Kenapa
Kunang-kunang selalu jadi makhluk magis bagi para penulis, perindu kasih, dan
perangkai makna?
.....
Bunda Tatty
Elmir mengenalkan Kunang-kunang kepadaku. Sebagai pahlawan di jalan sunyi.
Penerang di gelapnya sekitar. Yang tak terbuai sorot lensa. Yang tak redup oleh
pandangan hati. Ya, Kunang-kunang mencahayai sekitar, dimanapun berada.
Clara Ng
mendongengkannya padaku. Ia bilang. Kau
tahu kenapa dia dipanggil Kunang-kunang? Aku menggeleng. Karena ia terlalu spesial untuk hanya
disebut sekali saja, Kunang. Jadi diulang dua kali untuk menunjukkan betapa
hebatnya dia, Kunang-kunang.
Tere Liye
berujar. Kalian lihat Kunang-kunang itu.
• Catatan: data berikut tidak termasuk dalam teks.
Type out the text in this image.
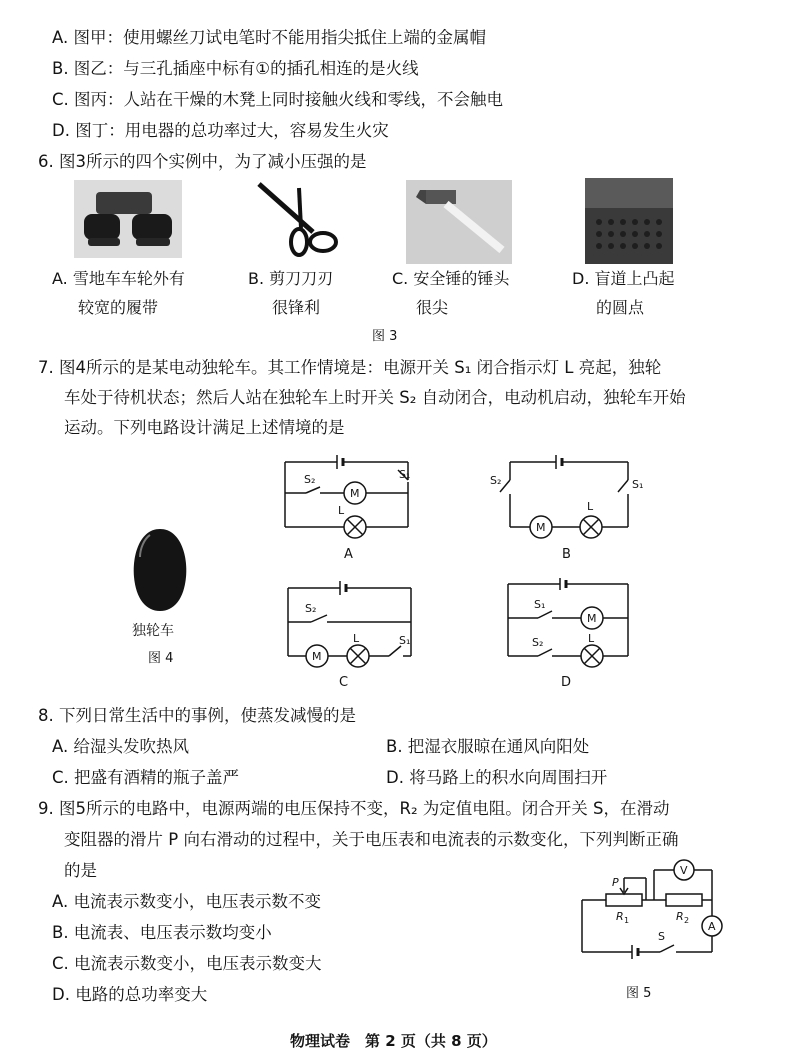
A. 图甲：使用螺丝刀试电笔时不能用指尖抵住上端的金属帽
B. 图乙：与三孔插座中标有①的插孔相连的是火线
C. 图丙：人站在干燥的木凳上同时接触火线和零线，不会触电
D. 图丁：用电器的总功率过大，容易发生火灾
6. 图3所示的四个实例中，为了减小压强的是
A. 雪地车车轮外有
较宽的履带
B. 剪刀刀刃
很锋利
C. 安全锤的锤头
很尖
D. 盲道上凸起
的圆点
图 3
7. 图4所示的是某电动独轮车。其工作情境是：电源开关 S₁ 闭合指示灯 L 亮起，独轮
车处于待机状态；然后人站在独轮车上时开关 S₂ 自动闭合，电动机启动，独轮车开始
运动。下列电路设计满足上述情境的是
独轮车
图 4
S₂	S₁
M
L
A
S₂	S₁
M
L
B
S₂
S₁
M
L
C
S₁
S₂
M
L
D
8. 下列日常生活中的事例，使蒸发减慢的是
A. 给湿头发吹热风	B. 把湿衣服晾在通风向阳处
C. 把盛有酒精的瓶子盖严	D. 将马路上的积水向周围扫开
9. 图5所示的电路中，电源两端的电压保持不变，R₂ 为定值电阻。闭合开关 S，在滑动
变阻器的滑片 P 向右滑动的过程中，关于电压表和电流表的示数变化，下列判断正确
的是
A. 电流表示数变小，电压表示数不变
B. 电流表、电压表示数均变小
C. 电流表示数变小，电压表示数变大
D. 电路的总功率变大
P
R 1	R 2
V
A
S
图 5
物理试卷　第 2 页（共 8 页）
Aku
mendongak melihat kumpulan Kunang-kunang yang terbang disekitarku. Terbang dengan cahaya di ekornya. Kecil tapi
indah. Begitulah kehidupan. Kecil tapi indah. Seekor Kunang-kunang hanya bisa
menyalakan ekornya semalaman, esok-pagi, saat matahari datang menerpa hutan
kecil ini, lampu Kunang-kunang itu akan padam selamanya. Mati. Pergi. Tapi ia
tak pernah mengeluh atas takdir yang sesingkat itu. Lalu aku bertanya pada
diri sendiri, kapan terakhir kali aku mengeluh? Ah, mereka bahkan tidak pernah menangis atas nasib sependek itu. Malam
ini, meski mereka tahu besok akan pergi, mereka tetap riang terbang menghiasi
hutan. Menyalakan lampu. Memberi terang sekitarnya.